Don’t imagine that either Andrew or I were watching Derek doing this – jealousy can be a terrible emotion and we continued ﬁshing in an effort to match Derek’s ﬁsh. We moved on to an area where the water was ﬂowing out to sea at a fast rate; Andrew took two ﬁsh in quick succession, not big ones but big enough to tag. He quickly inserted the tags and released them back.
“What about me?” I hear you ask. Well, someone has to write the notes!

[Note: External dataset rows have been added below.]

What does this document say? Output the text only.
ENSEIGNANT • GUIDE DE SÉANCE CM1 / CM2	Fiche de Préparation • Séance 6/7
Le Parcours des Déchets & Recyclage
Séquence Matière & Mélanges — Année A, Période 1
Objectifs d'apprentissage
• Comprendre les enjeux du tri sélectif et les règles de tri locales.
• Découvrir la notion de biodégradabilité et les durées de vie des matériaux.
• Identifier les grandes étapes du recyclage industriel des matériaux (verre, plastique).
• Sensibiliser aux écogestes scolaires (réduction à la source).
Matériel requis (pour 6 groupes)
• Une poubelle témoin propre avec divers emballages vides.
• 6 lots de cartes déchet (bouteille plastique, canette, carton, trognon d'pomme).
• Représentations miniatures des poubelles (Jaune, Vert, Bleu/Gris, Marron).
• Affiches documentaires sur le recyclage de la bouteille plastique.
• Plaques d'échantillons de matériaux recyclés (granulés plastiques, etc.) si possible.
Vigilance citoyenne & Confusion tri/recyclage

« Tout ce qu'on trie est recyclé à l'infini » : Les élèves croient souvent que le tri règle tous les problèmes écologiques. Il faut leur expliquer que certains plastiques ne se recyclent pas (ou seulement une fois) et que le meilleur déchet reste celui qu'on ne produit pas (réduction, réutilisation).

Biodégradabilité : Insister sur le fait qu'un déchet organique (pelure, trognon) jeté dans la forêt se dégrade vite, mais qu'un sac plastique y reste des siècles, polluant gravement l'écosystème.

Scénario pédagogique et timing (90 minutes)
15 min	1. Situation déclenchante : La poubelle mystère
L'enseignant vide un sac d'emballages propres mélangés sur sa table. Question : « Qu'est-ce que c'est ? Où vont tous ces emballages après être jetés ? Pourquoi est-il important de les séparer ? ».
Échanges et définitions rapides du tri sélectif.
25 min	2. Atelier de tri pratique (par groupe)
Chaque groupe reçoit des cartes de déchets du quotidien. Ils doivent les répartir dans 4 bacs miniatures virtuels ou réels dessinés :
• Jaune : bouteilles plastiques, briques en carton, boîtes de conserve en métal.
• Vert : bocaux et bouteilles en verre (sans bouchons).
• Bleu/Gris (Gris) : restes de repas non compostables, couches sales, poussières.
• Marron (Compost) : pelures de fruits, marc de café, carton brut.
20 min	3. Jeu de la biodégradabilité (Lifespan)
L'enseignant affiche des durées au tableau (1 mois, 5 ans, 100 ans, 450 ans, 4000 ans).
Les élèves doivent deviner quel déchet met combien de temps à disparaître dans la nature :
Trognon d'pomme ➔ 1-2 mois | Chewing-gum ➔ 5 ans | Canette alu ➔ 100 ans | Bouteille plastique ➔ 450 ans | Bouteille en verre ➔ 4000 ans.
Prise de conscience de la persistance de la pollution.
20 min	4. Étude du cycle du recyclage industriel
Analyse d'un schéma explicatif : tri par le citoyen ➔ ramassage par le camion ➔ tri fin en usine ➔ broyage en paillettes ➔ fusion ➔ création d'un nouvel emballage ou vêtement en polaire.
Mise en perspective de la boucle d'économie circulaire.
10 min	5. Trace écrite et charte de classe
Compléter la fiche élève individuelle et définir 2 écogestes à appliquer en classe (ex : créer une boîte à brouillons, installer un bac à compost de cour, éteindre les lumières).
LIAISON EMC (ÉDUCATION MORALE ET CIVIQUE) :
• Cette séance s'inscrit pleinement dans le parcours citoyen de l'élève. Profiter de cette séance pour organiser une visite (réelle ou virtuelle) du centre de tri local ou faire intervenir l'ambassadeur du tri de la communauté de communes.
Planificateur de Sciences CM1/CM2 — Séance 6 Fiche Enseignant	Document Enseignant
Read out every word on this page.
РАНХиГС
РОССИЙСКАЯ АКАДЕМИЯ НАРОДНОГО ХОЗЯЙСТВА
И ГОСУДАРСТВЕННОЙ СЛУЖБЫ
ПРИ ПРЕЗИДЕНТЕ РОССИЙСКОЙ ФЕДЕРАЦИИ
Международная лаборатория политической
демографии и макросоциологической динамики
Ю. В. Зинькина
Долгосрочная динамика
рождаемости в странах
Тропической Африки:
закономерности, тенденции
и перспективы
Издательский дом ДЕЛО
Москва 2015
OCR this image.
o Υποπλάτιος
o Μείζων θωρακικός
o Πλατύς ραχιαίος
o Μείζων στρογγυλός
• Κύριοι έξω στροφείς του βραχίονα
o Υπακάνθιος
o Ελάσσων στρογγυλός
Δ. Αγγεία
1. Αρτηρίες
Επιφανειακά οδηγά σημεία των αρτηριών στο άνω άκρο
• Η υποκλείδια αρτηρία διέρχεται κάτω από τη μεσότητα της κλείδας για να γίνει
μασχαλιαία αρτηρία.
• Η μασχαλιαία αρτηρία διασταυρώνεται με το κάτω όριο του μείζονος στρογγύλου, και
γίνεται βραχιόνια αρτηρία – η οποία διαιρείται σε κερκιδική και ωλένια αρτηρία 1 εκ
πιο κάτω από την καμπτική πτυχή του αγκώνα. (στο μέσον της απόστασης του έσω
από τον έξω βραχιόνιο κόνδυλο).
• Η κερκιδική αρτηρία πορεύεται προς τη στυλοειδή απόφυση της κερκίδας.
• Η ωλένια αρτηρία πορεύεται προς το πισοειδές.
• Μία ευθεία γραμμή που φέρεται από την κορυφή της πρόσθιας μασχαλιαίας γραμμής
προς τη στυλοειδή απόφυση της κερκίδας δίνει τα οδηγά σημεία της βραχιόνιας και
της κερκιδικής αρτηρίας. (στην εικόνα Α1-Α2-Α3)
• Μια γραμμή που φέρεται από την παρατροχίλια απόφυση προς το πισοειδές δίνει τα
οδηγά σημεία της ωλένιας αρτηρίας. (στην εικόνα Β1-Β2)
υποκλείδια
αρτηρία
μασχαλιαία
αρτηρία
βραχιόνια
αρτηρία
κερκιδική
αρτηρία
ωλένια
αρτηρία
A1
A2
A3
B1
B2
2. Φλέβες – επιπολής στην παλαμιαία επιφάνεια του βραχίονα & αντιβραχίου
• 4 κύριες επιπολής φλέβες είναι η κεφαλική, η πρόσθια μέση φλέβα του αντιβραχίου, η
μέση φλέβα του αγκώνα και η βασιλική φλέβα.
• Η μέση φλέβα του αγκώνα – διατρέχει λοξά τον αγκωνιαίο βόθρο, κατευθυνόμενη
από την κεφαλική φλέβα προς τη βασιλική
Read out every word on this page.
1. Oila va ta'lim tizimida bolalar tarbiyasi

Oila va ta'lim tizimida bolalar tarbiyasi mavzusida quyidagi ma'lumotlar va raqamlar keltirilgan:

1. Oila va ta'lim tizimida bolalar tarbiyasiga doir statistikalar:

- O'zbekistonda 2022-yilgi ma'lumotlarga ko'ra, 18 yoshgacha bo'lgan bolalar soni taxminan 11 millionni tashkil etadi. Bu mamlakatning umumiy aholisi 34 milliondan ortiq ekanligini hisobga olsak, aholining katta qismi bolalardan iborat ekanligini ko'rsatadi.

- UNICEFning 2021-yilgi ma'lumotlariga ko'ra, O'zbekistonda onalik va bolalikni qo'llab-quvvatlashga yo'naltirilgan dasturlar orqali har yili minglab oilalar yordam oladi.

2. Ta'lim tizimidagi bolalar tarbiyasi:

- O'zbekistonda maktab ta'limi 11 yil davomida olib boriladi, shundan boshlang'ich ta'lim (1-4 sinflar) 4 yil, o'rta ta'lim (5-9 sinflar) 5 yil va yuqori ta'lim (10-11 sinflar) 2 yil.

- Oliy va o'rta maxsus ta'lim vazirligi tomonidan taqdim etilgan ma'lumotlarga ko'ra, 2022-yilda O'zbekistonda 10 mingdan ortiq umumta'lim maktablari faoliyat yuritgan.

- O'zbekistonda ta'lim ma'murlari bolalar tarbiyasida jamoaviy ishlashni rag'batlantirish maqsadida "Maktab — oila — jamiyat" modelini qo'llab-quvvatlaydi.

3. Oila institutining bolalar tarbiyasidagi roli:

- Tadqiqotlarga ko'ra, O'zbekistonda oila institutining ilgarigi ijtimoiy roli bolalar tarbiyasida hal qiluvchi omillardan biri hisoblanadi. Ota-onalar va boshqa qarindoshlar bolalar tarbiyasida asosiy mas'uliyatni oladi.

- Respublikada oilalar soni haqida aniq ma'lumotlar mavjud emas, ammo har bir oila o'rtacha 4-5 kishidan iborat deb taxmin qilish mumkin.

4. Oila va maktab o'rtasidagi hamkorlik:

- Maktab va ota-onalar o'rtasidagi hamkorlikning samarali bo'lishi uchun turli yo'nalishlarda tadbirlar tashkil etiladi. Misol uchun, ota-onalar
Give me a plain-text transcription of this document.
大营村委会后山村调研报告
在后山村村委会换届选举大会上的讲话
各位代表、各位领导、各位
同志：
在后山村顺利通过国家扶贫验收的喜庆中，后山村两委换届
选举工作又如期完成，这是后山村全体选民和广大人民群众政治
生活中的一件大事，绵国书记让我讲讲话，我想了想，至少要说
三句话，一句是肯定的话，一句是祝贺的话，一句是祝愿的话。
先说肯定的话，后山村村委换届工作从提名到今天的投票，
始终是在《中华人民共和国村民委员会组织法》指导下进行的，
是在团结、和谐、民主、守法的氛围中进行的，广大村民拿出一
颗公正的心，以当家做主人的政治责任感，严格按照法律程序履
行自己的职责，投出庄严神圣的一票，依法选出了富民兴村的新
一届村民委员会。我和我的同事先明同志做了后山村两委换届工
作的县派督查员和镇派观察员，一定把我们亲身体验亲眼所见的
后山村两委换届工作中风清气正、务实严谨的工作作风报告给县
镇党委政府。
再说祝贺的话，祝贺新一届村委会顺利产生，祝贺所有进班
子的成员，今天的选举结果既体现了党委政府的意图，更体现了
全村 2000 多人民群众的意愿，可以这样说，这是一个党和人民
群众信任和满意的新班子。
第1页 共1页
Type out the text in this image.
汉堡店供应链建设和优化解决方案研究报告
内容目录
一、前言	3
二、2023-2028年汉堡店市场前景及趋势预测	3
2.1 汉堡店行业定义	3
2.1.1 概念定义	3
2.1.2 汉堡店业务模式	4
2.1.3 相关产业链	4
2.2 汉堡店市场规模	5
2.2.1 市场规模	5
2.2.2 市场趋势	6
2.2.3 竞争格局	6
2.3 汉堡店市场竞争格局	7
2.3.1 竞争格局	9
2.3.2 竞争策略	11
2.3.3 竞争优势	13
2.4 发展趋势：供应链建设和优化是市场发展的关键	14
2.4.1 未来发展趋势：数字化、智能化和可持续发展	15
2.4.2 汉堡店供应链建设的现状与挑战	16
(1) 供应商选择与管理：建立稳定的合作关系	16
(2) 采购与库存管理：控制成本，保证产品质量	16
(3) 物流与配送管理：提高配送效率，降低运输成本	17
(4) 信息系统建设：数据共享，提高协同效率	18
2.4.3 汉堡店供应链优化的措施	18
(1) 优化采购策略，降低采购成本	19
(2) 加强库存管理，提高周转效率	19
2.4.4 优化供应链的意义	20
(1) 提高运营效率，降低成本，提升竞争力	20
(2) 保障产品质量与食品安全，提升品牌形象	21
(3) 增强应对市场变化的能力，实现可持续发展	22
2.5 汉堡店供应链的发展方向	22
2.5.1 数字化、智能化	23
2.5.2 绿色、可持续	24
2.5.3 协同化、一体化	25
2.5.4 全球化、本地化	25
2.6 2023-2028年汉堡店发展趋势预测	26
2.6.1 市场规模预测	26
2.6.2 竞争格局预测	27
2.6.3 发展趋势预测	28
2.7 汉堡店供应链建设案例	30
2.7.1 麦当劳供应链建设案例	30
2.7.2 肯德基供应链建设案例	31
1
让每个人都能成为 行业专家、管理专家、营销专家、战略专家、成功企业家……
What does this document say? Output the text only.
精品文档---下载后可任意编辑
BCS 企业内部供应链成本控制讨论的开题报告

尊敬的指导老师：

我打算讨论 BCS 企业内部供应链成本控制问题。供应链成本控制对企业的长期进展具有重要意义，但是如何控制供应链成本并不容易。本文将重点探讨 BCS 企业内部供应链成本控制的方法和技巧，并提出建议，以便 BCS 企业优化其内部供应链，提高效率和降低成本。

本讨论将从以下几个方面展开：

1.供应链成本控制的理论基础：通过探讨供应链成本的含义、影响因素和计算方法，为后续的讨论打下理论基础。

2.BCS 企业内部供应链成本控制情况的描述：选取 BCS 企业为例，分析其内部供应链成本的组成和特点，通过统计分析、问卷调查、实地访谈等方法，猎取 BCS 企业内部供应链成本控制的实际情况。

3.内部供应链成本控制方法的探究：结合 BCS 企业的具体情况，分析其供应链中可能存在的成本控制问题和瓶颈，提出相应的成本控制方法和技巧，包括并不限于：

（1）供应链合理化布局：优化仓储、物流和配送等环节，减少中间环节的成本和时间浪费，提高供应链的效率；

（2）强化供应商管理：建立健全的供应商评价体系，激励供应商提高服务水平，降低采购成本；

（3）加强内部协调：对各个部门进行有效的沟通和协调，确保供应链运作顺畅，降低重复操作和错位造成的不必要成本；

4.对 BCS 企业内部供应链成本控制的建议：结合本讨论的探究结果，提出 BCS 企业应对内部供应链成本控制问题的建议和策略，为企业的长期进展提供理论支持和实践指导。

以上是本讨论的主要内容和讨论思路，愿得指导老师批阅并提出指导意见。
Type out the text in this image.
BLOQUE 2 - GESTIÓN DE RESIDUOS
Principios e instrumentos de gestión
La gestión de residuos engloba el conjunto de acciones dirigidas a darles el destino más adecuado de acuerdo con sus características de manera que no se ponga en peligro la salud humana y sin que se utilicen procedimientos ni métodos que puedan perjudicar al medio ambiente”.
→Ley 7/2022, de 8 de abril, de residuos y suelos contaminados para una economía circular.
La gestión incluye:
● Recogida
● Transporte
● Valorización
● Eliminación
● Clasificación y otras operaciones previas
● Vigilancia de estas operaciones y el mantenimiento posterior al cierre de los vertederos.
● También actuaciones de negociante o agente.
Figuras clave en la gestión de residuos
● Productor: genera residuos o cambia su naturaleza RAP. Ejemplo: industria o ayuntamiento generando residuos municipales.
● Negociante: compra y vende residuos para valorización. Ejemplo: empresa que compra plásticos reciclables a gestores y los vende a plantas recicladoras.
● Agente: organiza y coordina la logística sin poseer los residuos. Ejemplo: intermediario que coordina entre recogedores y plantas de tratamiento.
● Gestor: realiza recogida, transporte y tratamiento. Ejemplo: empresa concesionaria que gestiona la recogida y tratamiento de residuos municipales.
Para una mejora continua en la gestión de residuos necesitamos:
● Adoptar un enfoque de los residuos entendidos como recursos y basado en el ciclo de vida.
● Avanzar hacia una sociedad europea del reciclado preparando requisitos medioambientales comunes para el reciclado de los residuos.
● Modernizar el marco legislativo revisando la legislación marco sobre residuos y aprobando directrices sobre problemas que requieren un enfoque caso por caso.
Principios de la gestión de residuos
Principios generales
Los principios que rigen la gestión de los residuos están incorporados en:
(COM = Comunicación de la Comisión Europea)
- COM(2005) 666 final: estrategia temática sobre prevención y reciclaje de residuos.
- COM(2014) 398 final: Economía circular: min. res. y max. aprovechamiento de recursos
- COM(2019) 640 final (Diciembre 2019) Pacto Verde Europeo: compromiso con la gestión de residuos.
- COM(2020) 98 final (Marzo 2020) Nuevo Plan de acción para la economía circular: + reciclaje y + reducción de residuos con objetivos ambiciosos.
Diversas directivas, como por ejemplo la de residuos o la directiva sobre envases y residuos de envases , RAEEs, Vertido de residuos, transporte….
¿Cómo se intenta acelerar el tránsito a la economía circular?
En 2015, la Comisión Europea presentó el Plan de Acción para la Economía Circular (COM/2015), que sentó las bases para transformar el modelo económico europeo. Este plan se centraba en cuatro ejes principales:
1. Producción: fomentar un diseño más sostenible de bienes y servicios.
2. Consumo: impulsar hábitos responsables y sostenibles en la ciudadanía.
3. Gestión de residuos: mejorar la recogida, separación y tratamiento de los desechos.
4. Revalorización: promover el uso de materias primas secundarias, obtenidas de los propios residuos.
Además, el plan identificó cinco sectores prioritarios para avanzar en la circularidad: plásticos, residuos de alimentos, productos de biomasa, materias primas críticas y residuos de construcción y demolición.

The tide was almost low and our time amongst the gullys was limited. Derek and I moved off to ﬁsh a reef that we were certain held ﬁsh, whilst Andrew stayed and ﬁshed a small rocky island surrounded by sand. Derek took a couple more bass, and I caught a rather nice pollack of around 3 oz! Fifteen minutes later Andrew appeared from the darkness, cursing that he’d lost the biggest bass he has seen; it had gone for his lure 4 or 5 times and missed. Derek and I both believed him, even though we hadn’t witnessed this spectacular sight.
The tide had now turned and it was 2.45 in the morning. Time to go back up the beach to our waiting cars. There was something magical about catching those bars of silver under a silvery light and watching them being returned to the still water to ﬁght another day. I hope that we have many more trips down amongst those gullys during a full moon — an experience not to forget.
Author: Alan Aubert
Historical note: This article first appeared in BASS magazine no.98 Summer 2001.